The challenge for biofortified mustard oil, as for other health practices that do not result in immediate, visible benefits, is to educate consumers to want to use the enhanced product. Given some well-publicized cases with food adulteration in India, a campaign to reliably identify the enhanced product would be needed, reinforced by public health messages from credible sources such as the medical establishment and nonprofit organizations.
In short, a wide-scale attempt to introduce biofortified mustard would have to overcome hurdles to technology adoption by growers and gain acceptance by consumers to ensure that the projected benefits are achieved. The challenge is no less daunting than other health campaigns, including other methods of increasing vitamin A intake, but would have to be considered and planned for.
Wider Implications
A biofortification strategy can play an important role as part of a broader approach to reducing the prevalence of VAD in India. Such strategies can be cost-effective, feasible, and implemented under conditions where supplementation and fortification are currently disadvantaged. However, there are significant barriers. Perhaps foremost of these is that recognition of the importance of VAD as a public health problem in India is low. Without this recognition, all strategies to address VAD are doomed. Even with it, supporters would have to overcome many operational challenges. Additional concerns specific to biotechnology also cannot be ignored, as they remain a continuing barrier to adoption of mustard or any other genetically modified foods.
So, to biofortify or not to biofortify? Golden mustard is not the proverbial silver bullet to solve vitamin A or other micronutrient deficiencies. Yet, with evidence that millions of children and women in India and worldwide can benefit from even modest increases in consumption of the vitamin, it deserves a closer look.
VITAMIN A
The ancient Egyptians and Greeks were on to something when they treated ocular problems with a piece of liver consumed or placed on top of the eyes. Centuries later, doctors recognized that meat and milk could cure night blindness, a symptom of vitamin A deficiency (VAD).

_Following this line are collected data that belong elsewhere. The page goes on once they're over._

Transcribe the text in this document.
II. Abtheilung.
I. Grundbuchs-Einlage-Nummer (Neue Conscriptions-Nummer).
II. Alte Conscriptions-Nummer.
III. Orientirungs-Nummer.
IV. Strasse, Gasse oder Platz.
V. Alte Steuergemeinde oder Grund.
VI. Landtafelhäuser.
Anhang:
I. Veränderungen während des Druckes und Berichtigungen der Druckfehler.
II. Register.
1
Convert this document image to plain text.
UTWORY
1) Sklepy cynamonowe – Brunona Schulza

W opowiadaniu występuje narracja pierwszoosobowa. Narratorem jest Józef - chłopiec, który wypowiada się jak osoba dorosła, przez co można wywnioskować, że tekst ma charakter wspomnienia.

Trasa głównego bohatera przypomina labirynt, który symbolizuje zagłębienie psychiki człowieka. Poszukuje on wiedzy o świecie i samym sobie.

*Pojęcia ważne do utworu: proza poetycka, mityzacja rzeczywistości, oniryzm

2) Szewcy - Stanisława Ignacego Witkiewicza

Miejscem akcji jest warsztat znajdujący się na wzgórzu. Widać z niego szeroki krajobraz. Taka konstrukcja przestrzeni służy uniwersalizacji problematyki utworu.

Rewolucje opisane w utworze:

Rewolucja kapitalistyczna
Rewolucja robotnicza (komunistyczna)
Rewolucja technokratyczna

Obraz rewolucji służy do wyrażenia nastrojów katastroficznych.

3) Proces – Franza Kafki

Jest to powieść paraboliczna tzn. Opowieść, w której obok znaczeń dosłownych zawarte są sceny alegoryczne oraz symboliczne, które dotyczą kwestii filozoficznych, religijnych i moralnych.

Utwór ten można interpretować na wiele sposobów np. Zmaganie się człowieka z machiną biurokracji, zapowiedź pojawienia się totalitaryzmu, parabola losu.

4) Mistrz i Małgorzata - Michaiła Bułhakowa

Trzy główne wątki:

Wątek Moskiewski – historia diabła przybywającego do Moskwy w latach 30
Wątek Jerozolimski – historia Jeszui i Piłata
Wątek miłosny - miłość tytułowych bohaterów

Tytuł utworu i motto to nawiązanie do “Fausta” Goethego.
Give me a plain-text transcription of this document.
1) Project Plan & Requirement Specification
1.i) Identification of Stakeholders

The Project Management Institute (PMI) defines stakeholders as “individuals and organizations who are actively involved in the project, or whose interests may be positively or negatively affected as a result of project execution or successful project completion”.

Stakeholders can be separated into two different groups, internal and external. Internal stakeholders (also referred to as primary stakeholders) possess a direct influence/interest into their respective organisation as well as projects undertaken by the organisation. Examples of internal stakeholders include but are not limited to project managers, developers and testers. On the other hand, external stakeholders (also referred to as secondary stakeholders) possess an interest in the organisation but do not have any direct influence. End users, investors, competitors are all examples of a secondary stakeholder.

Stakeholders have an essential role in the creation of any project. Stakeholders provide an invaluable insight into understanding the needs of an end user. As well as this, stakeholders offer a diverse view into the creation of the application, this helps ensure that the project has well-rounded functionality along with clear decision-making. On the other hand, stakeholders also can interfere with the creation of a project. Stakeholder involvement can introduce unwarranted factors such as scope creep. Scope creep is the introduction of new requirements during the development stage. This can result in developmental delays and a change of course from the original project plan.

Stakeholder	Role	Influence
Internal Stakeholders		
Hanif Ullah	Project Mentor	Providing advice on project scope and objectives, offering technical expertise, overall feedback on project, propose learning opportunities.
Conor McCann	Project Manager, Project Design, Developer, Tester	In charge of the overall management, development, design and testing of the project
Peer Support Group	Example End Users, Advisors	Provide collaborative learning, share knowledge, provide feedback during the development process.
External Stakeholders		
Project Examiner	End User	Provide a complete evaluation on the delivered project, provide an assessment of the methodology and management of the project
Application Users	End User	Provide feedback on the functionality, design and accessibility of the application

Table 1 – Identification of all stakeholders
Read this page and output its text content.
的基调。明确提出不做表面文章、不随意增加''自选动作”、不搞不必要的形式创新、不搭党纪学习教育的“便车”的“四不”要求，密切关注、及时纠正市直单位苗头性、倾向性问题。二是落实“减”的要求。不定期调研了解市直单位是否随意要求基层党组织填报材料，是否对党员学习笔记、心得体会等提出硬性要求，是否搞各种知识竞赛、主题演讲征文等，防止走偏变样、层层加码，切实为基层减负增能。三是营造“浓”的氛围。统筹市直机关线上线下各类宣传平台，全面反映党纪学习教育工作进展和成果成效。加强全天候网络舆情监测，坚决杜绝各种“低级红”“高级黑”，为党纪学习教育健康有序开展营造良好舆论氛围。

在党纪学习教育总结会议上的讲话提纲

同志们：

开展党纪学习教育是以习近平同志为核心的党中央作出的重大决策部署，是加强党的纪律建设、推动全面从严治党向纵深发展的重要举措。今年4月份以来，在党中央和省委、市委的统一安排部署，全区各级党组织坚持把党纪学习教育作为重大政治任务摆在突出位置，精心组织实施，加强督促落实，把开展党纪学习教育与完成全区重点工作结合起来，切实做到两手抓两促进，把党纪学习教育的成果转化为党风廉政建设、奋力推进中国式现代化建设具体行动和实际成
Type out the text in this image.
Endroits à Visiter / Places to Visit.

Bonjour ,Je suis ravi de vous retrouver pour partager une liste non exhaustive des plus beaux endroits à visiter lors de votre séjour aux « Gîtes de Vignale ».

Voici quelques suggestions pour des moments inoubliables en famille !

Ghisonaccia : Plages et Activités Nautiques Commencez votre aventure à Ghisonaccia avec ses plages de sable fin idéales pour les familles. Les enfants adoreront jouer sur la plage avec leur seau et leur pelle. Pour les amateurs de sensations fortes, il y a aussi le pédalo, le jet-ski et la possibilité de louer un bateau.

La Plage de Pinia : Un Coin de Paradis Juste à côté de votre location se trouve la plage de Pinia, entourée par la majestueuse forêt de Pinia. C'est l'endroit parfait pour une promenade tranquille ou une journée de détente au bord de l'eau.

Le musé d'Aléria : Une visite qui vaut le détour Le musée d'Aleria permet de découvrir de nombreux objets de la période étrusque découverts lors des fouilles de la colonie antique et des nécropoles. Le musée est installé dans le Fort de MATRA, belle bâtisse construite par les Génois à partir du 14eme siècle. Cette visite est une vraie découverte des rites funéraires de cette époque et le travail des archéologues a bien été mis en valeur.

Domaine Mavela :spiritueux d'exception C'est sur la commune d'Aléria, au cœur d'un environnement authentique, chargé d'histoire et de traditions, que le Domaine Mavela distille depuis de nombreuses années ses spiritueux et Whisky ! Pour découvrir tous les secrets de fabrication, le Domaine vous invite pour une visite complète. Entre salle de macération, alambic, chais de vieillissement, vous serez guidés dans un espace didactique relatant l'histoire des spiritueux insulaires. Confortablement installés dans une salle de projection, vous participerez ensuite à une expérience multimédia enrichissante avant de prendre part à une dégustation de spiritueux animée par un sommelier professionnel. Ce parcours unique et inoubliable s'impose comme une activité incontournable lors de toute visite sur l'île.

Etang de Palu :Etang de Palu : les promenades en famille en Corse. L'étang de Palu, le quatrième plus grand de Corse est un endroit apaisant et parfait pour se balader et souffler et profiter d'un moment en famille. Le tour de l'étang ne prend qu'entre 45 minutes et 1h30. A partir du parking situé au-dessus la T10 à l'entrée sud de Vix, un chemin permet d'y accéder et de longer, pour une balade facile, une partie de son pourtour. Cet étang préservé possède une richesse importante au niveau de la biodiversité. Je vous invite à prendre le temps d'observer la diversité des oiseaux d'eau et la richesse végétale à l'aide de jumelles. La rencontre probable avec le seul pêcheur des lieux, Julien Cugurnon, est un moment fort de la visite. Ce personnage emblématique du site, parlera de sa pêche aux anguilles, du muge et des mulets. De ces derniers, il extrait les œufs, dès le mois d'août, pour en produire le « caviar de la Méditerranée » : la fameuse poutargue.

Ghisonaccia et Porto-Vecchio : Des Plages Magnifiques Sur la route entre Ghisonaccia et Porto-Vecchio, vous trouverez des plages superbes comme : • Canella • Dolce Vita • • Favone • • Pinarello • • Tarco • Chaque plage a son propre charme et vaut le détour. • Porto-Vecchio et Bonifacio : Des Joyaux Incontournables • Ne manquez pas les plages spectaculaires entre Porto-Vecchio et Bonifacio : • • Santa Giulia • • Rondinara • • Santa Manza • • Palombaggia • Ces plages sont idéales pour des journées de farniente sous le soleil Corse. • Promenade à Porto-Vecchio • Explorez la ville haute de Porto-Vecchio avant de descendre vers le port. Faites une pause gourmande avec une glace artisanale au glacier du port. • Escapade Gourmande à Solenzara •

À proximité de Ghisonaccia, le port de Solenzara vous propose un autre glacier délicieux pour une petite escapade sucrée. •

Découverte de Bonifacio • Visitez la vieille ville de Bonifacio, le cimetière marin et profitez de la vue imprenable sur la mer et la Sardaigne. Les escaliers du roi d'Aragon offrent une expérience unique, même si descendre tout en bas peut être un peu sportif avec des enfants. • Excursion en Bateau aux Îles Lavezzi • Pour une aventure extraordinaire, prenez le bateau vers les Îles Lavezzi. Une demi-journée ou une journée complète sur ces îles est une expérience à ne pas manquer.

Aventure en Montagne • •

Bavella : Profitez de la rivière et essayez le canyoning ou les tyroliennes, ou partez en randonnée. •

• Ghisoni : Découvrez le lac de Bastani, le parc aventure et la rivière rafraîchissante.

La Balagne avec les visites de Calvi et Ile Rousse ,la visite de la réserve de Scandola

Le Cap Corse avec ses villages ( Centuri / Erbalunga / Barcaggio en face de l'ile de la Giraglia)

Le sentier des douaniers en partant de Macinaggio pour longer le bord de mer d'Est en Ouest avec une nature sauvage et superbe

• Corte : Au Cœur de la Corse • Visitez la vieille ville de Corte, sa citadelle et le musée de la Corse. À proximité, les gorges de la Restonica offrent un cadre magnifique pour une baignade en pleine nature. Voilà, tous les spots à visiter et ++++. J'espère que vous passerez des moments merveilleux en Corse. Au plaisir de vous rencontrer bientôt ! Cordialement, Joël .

By the early part of 20th century, the role that vitamins and other nutrients play in human health was firmly established, and VAD was generally eliminated from developed nations.
Vitamin A is consumed as retinol in animal foods, such as meat, dairy products, and eggs, or as carotenoids (principally beta-carotene) in many fruits and vegetables, such as dark green leafy vegetables, mangoes, and squash. Because the body absorbs retinol far more efficiently than carotenoids, adequate vitamin A intake requires more "retinol activity equivalents" from vegetable sources than from animal products—in other words, far larger amounts of fruits and vegetables must be consumed to reach the recommended daily allowance for vitamin A. Absorption of vitamin A also depends on a person's fat intake (because it is a fat-soluble vitamin, more fat is better in this instance), how the food is prepared and stored, and the presence or absence of parasites in the body.
The bottom line is that a person, especially a child, cannot realistically get sufficient vitamin A from diet alone if he or she consumes little or no animal products, even with lots of beta-carotene rich foods.